Our cultural obsession with happiness is actually quite new. I came across Professor McMahon’s work in a New York Times article titled “Even if You Can’t Buy It, Happiness Is Big Business,” documenting the 2008 "Happiness and Its Causes" conference, which at the time was reflective of the booming “happiness industry,” an intersection of academia and psychology that has risen over the past several years, leading to a surge of books, research papers, and new academic courses. That conference itself cost $545.

“You look at Facebook or any magazine or TV show today and you’re constantly bombarded with images of smiling people,” McMahon explained. “Hundreds of years ago if you looked at photographs of your grandparents they wouldn’t always be smiling, because of long exposure lenses, but also because there wasn’t the same cultural expectation of having to constantly present oneself as happy.”

McMahon says that advertising culture has impacted our relationship with happiness – that the sight of shiny, smiling faces selling visits to Disney world and bottles of Coke has led us to see happiness as insincere. “There’s a tendency to associate happiness with annoying upbeat shallow people,” he said. “But genuine happiness is about a lot more than just feeling good.”

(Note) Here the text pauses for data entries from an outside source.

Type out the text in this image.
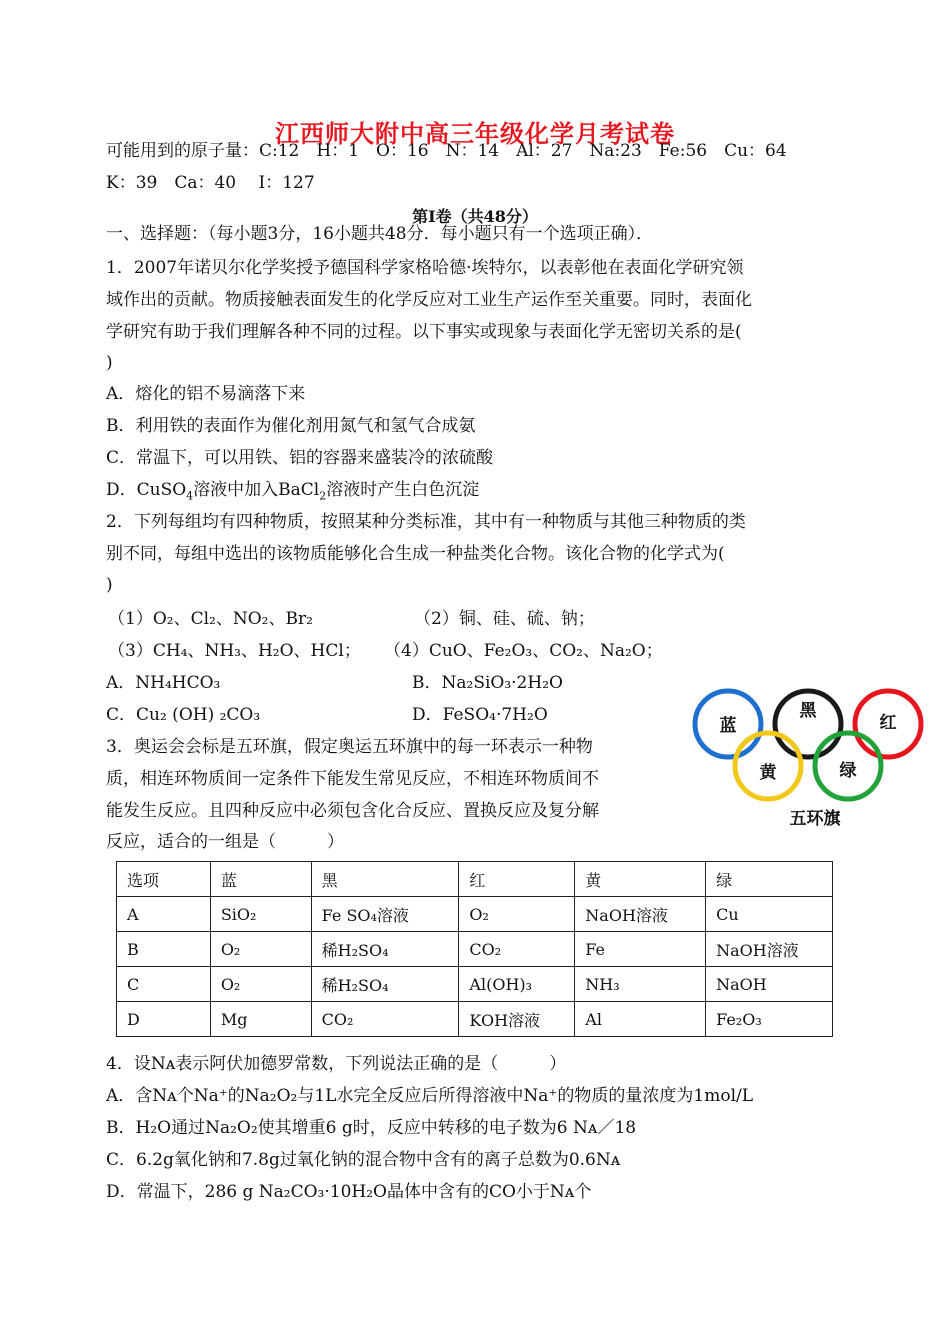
江西师大附中高三年级化学月考试卷
可能用到的原子量：C:12　H：1　O：16　N：14　Al：27　Na:23　Fe:56　Cu：64
K：39　Ca：40　 I：127
第Ⅰ卷（共48分）
一、选择题：（每小题3分，16小题共48分．每小题只有一个选项正确）．
1．2007年诺贝尔化学奖授予德国科学家格哈德·埃特尔，以表彰他在表面化学研究领
域作出的贡献。物质接触表面发生的化学反应对工业生产运作至关重要。同时，表面化
学研究有助于我们理解各种不同的过程。以下事实或现象与表面化学无密切关系的是(
)
A．熔化的铝不易滴落下来
B．利用铁的表面作为催化剂用氮气和氢气合成氨
C．常温下，可以用铁、铝的容器来盛装冷的浓硫酸
D．CuSO$_4$溶液中加入BaCl$_2$溶液时产生白色沉淀
2．下列每组均有四种物质，按照某种分类标准，其中有一种物质与其他三种物质的类
别不同，每组中选出的该物质能够化合生成一种盐类化合物。该化合物的化学式为(
)
（1）O₂、Cl₂、NO₂、Br₂	（2）铜、硅、硫、钠；
（3）CH₄、NH₃、H₂O、HCl； （4）CuO、Fe₂O₃、CO₂、Na₂O；
A．NH₄HCO₃	B．Na₂SiO₃·2H₂O
C．Cu₂ (OH) ₂CO₃	D．FeSO₄·7H₂O
蓝
黑
红
黄	绿
五环旗
3．奥运会会标是五环旗，假定奥运五环旗中的每一环表示一种物
质，相连环物质间一定条件下能发生常见反应，不相连环物质间不
能发生反应。且四种反应中必须包含化合反应、置换反应及复分解
反应，适合的一组是（　　　）
选项	蓝	黑	红	黄	绿
A	SiO₂	Fe SO₄溶液	O₂	NaOH溶液	Cu
B	O₂	稀H₂SO₄	CO₂	Fe	NaOH溶液
C	O₂	稀H₂SO₄	Al(OH)₃	NH₃	NaOH
D	Mg	CO₂	KOH溶液	Al	Fe₂O₃
4．设Nᴀ表示阿伏加德罗常数，下列说法正确的是（　　　）
A．含Nᴀ个Na⁺的Na₂O₂与1L水完全反应后所得溶液中Na⁺的物质的量浓度为1mol/L
B．H₂O通过Na₂O₂使其增重6 g时，反应中转移的电子数为6 Nᴀ／18
C．6.2g氧化钠和7.8g过氧化钠的混合物中含有的离子总数为0.6Nᴀ
D．常温下，286 g Na₂CO₃·10H₂O晶体中含有的CO小于Nᴀ个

In reality, cultures that confront the more morbid and unsettling aspects of life, like death, tend to be happier, explained McMahon. For example, Brazilian culture confronts death and the dead, yet we also associate Brazilian culture with tremendous joy. “There’s a recognition within their culture that suffering can go hand in hand with happiness,” McMahon said. According to a 2007 study in Psychological Science, people who think about their own death tend to become happier. The study explained this as a sort of psychological immune response: when we start thinking about our own death, our brains quickly cope by automatically triggering happy feelings. It’s a sort of defense mechanism believed to protect us from permanent depression.

So for those who are not actually suffering from legitimate depression, confronting the reality of sadness can actually protect us from unbearable sadness in the future. But it’s risky.

“There can be a danger of romanticizing suffering, making it cool and hip,” said McMahon. “A culture that is too quick to embrace misery as a natural and desirable state can be limiting. And sadness can become a cop out for not changing one’s world … Some people exist in real emotional pain that they don’t choose. You don’t want to make light of that.”